Why is it that Christians in the West have been so meek in proclaiming the hand of God in this climactic event? If Joshua saw the mighty act of God in the crumbling of an earth wall around a pagan city, how can Christians today not see God's direction in the crash of a monstrous iron curtain that for 70 years enslaved a third part of the world's Christians and millions of believers in Islam?

Politically, the West has made the naive assumption that Russia would make a segueway between Communism and western democracy. Economically, western capitalism would fall into the vacated place of discredited Marxism. Such embarrassing naivete has been replaced by the realization that what is emerging in Russia may share the fundamentals of western democracy but it will be a Russian political system. What is taking on some of the character of a free market economy will in the end be a Russian version of that economic option.

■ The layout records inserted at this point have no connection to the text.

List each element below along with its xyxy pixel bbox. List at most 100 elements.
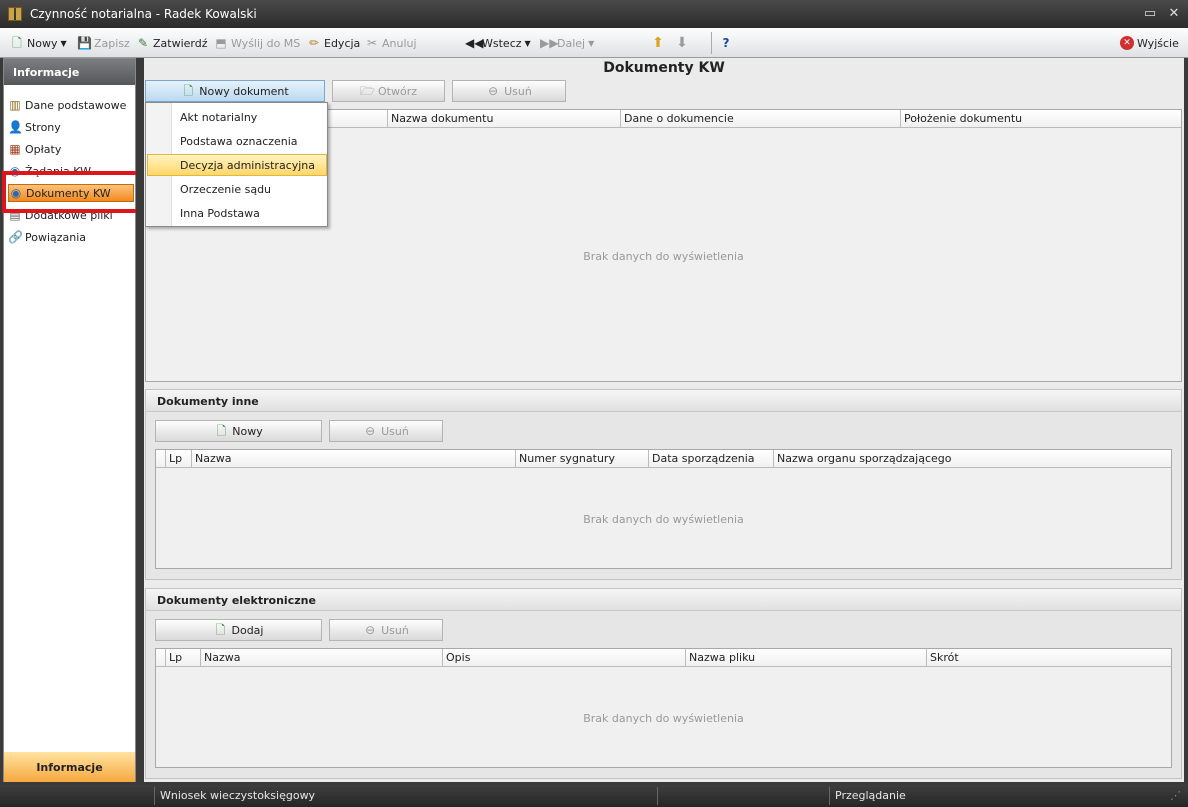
nav-item-strony[interactable]: 👤 Strony: [8, 118, 134, 136]
open-button[interactable]: 🗁 Otwórz: [332, 80, 445, 102]
new-document-icon: 🗋: [216, 424, 227, 438]
cancel-button[interactable]: ✂ Anuluj: [365, 35, 417, 51]
delete-electronic-document-button[interactable]: ⊖ Usuń: [329, 619, 443, 641]
other-documents-grid: Lp Nazwa Numer sygnatury Data sporządzen…: [155, 449, 1172, 569]
delete-other-document-button[interactable]: ⊖ Usuń: [329, 420, 443, 442]
dropdown-arrow-icon: ▼: [60, 38, 67, 48]
electronic-documents-grid: Lp Nazwa Opis Nazwa pliku Skrót Brak dan…: [155, 648, 1172, 768]
column-header[interactable]: Nazwa organu sporządzającego: [774, 450, 1171, 467]
move-down-button[interactable]: ⬇: [675, 35, 689, 51]
menu-item-inna-podstawa[interactable]: Inna Podstawa: [147, 202, 327, 224]
send-ms-button[interactable]: ⬒ Wyślij do MS: [214, 35, 300, 51]
back-button[interactable]: ◀◀ Wstecz ▼: [465, 35, 531, 51]
edit-icon: ✏: [308, 36, 320, 50]
title-bar: Czynność notarialna - Radek Kowalski ▭ ✕: [0, 0, 1188, 28]
help-icon: ?: [722, 36, 730, 50]
column-header[interactable]: Opis: [443, 649, 686, 666]
column-header[interactable]: Lp: [166, 649, 201, 666]
dropdown-arrow-icon: ▼: [524, 38, 531, 48]
grid-header: Lp Nazwa Opis Nazwa pliku Skrót: [156, 649, 1171, 667]
arrow-up-icon: ⬆: [652, 35, 664, 51]
window-title: Czynność notarialna - Radek Kowalski: [30, 7, 257, 21]
next-button[interactable]: ▶▶ Dalej ▼: [540, 35, 594, 51]
next-icon: ▶▶: [540, 36, 559, 50]
status-divider: [154, 787, 155, 805]
other-documents-section: Dokumenty inne 🗋 Nowy ⊖ Usuń Lp Nazwa Nu…: [145, 389, 1182, 580]
nav-item-oplaty[interactable]: ▦ Opłaty: [8, 140, 134, 158]
status-divider: [829, 787, 830, 805]
exit-icon: ✕: [1120, 36, 1134, 50]
section-title: Dokumenty elektroniczne: [146, 589, 1181, 611]
new-document-menu: Akt notarialny Podstawa oznaczenia Decyz…: [145, 102, 328, 227]
column-header[interactable]: Data sporządzenia: [649, 450, 774, 467]
menu-item-akt-notarialny[interactable]: Akt notarialny: [147, 106, 327, 128]
column-header[interactable]: Położenie dokumentu: [901, 110, 1181, 127]
delete-icon: ⊖: [365, 623, 376, 637]
status-mode: Przeglądanie: [835, 789, 906, 802]
person-icon: 👤: [8, 120, 23, 134]
resize-grip-icon[interactable]: ⋰: [1170, 789, 1181, 802]
delete-icon: ⊖: [365, 424, 376, 438]
section-title: Dokumenty inne: [146, 390, 1181, 412]
highlight-box: [2, 171, 143, 213]
delete-icon: ⊖: [488, 84, 499, 98]
restore-icon[interactable]: ▭: [1142, 6, 1158, 22]
column-header[interactable]: Skrót: [927, 649, 1169, 666]
dropdown-arrow-icon: ▼: [588, 38, 595, 48]
new-other-document-button[interactable]: 🗋 Nowy: [155, 420, 322, 442]
folder-icon: 🗁: [360, 84, 375, 98]
column-header[interactable]: Nazwa: [192, 450, 516, 467]
new-document-button[interactable]: 🗋 Nowy dokument: [145, 80, 325, 102]
column-header[interactable]: Numer sygnatury: [516, 450, 649, 467]
column-header[interactable]: Nazwa: [201, 649, 443, 666]
menu-item-orzeczenie-sadu[interactable]: Orzeczenie sądu: [147, 178, 327, 200]
toolbar-separator: [711, 32, 712, 54]
page-title: Dokumenty KW: [603, 60, 725, 76]
save-button[interactable]: 💾 Zapisz: [77, 35, 130, 51]
status-divider: [657, 787, 658, 805]
cancel-icon: ✂: [366, 36, 378, 50]
menu-item-podstawa-oznaczenia[interactable]: Podstawa oznaczenia: [147, 130, 327, 152]
new-document-icon: 🗋: [183, 84, 194, 98]
empty-message: Brak danych do wyświetlenia: [583, 250, 744, 263]
new-document-icon: 🗋: [12, 36, 22, 50]
empty-message: Brak danych do wyświetlenia: [583, 712, 744, 725]
toolbar: 🗋 Nowy ▼ 💾 Zapisz ✎ Zatwierdź ⬒ Wyślij d…: [0, 28, 1188, 58]
move-up-button[interactable]: ⬆: [651, 35, 665, 51]
arrow-down-icon: ⬇: [676, 35, 688, 51]
new-button[interactable]: 🗋 Nowy ▼: [10, 35, 67, 51]
add-electronic-document-button[interactable]: 🗋 Dodaj: [155, 619, 322, 641]
splitter-handle[interactable]: [136, 58, 144, 782]
back-icon: ◀◀: [465, 36, 484, 50]
column-header[interactable]: Lp: [166, 450, 192, 467]
column-header[interactable]: Dane o dokumencie: [621, 110, 901, 127]
status-context: Wniosek wieczystoksięgowy: [160, 789, 316, 802]
column-header[interactable]: Nazwa pliku: [686, 649, 927, 666]
edit-button[interactable]: ✏ Edycja: [307, 35, 360, 51]
electronic-documents-section: Dokumenty elektroniczne 🗋 Dodaj ⊖ Usuń L…: [145, 588, 1182, 779]
save-icon: 💾: [77, 36, 92, 50]
grid-header: Lp Nazwa Numer sygnatury Data sporządzen…: [156, 450, 1171, 468]
status-bar: Wniosek wieczystoksięgowy Przeglądanie ⋰: [0, 785, 1188, 807]
nav-item-dane-podstawowe[interactable]: ▥ Dane podstawowe: [8, 96, 134, 114]
exit-button[interactable]: ✕ Wyjście: [1120, 35, 1179, 51]
columns-icon: ▥: [9, 98, 21, 112]
send-icon: ⬒: [215, 36, 227, 50]
menu-item-decyzja-administracyjna[interactable]: Decyzja administracyjna: [147, 154, 327, 176]
column-header[interactable]: Nazwa dokumentu: [388, 110, 621, 127]
link-icon: 🔗: [8, 230, 23, 244]
help-button[interactable]: ?: [719, 35, 733, 51]
new-document-icon: 🗋: [215, 623, 226, 637]
nav-footer-tab[interactable]: Informacje: [4, 752, 135, 782]
close-icon[interactable]: ✕: [1166, 6, 1182, 22]
side-nav: Informacje ▥ Dane podstawowe 👤 Strony ▦ …: [3, 58, 136, 782]
column-header: [156, 450, 166, 467]
nav-header: Informacje: [4, 59, 135, 85]
delete-button[interactable]: ⊖ Usuń: [452, 80, 566, 102]
empty-message: Brak danych do wyświetlenia: [583, 513, 744, 526]
nav-item-powiazania[interactable]: 🔗 Powiązania: [8, 228, 134, 246]
column-header: [156, 649, 166, 666]
approve-button[interactable]: ✎ Zatwierdź: [136, 35, 208, 51]
approve-icon: ✎: [137, 36, 149, 50]
app-icon: [8, 7, 22, 21]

Only in the realm of religion have we gone beyond our naive expectations and allowed ignorance to dictate our response to God's innervating action. This particular ignorance has deep roots in western history. It began in 1054 when the catholic unity of the church divided between Rome and Constantinople. Orthodoxy then slipped away from the western branch of Christendom, which determined the rest of the story of Catholicism and Protestantism.

At the beginning of this century, G. B. H. Bishop, Vicar of Cardington wrote, "it is a striking testimony to our insularity in religious matters that so few of us know anything of the greatest national church in the world." He was speaking of the Russian Orthodox Church and he had prefaced that statement with, the Russian nation has been frequently described as the most religious in Christendom. Whether the statement be in all respects true or not, there can be no doubt that in no other country do the people give a more whole-hearted allegiance to the Catholic Church of Christ in its local embodiment. The Orthodox Church in Russia is not merely national in the technical sense of being the sole historic representative in that land of the one Apostolic Church, but it is also national because it enshrines the deepest convictions of an overwhelming majority of the Russian people.